Uncle Henry begins to cough. I don't have to ask if it is the lung that bothers him. I know it is. I know that he too has seen his last full cycle of seasons in Kingdom County and that next year at this time he will not be here, or anywhere where I can talk to him. Everything, it seems, is disappearing.

Out on the lake there is a solid splash. Uncle Henry returns to the boat and begins assembling his fly rod, though it is well after midnight. “A small white coachman would be right,” he says.

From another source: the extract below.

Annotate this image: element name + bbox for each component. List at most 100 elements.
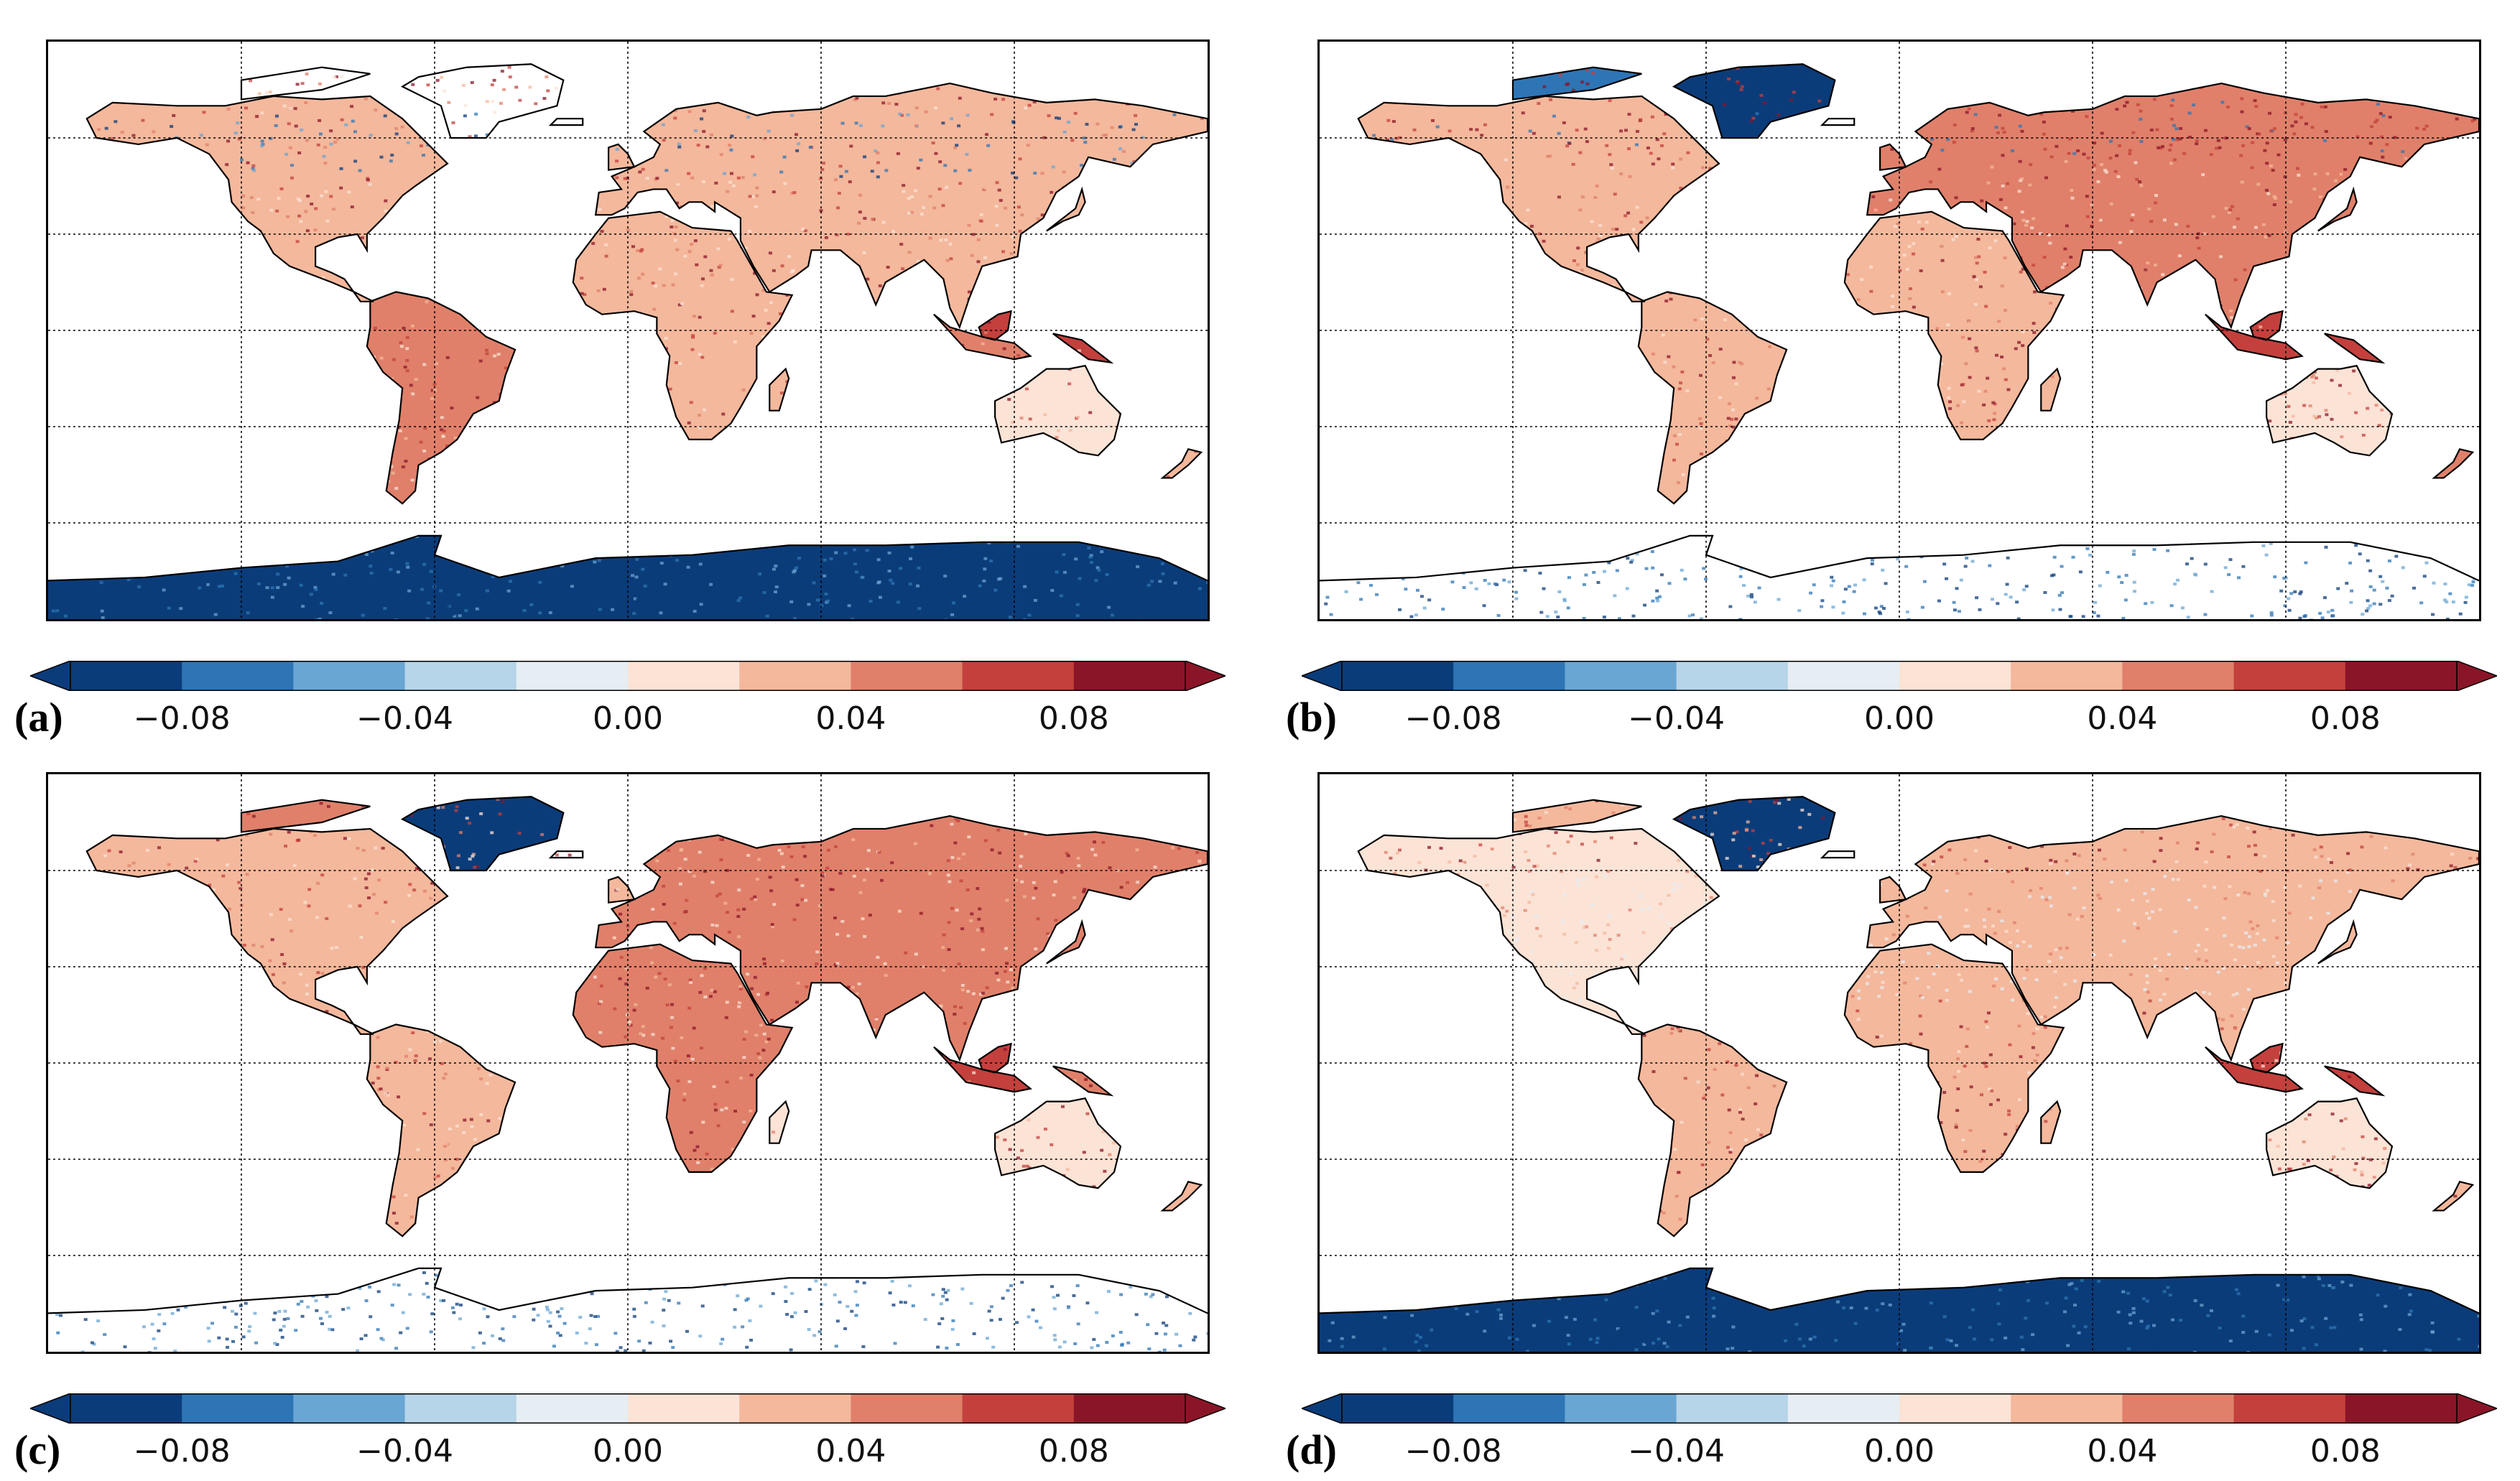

And the world again seems full of terror and wonder.

 

It is a week later. A letter has arrived from Henry, written in the crabbed hand he inherited from Cordelia:

 

Dear Wild Bill and Mother,

 

I have given a considerable amount of thought to Border Patrol Kinneson's parting words to us on the lake, and decided that without knowing it he was accurately prophesying not only the fate of us Canucks but of the entire human race. This observation sheds some new light on the disappearances in our own family, which can be seen as emblematic of the unalterable destiny of the species. In our tendency to vanish we are only a little closer than most others to our collective annihilation, which, I am certain, cannot be far away. A generation or two at the most, I suspect.

 

I have read that the northern Cree understand this and do not burden themselves with unnecessary possessions or cumbersome technologies. They know their tenure is brief, and rounded by a dreadful bang. I hope to visit them soon, following the same route Grampa René took in 1792. I am saving to buy a canoe out of my earnings at the Magog paper mill. I know you would gladly pay for the trip but I want to remember always why I went, and working here will assure me of that; paper mills, Wild Bill, are the best arguments against newspapers.

 

On Sunday I visited Brother St. Hilaire and Brother Paul at the Benedictine monastery. When I arrived they were playing a fast game of rugby in the cow pasture with the old abbot you keep wondering about, who, it turns out, is not really the abbot at all, but a clone. Paul tried to shut him up, but Brother St. Hilaire was determined to tell me that one afternoon back in the mid-1940s Brother Paul accidentally cloned the abbot from a cell taken from a scraping of his swollen foot. When the abbot died the clone lived on. It is a benign creation, like its progenitor, and seems greatly amused by Brother St. Hilaire, who is somewhat senile now and persisted in calling me William, my son. All three of them asked about you and mother and hoped you would both get up to see them soon. Brother St. Hilaire is keeping the monastery going by writing for the Montreal sex tabloids. He said he has some choice passages to read you. He also has a new girlfriend, a Gretchen somebody, whom I met briefly. She is a burned-out old lady who claims to remember you and who goes around all day with a tape cassette blaring Hank Williams songs plastered to her ear.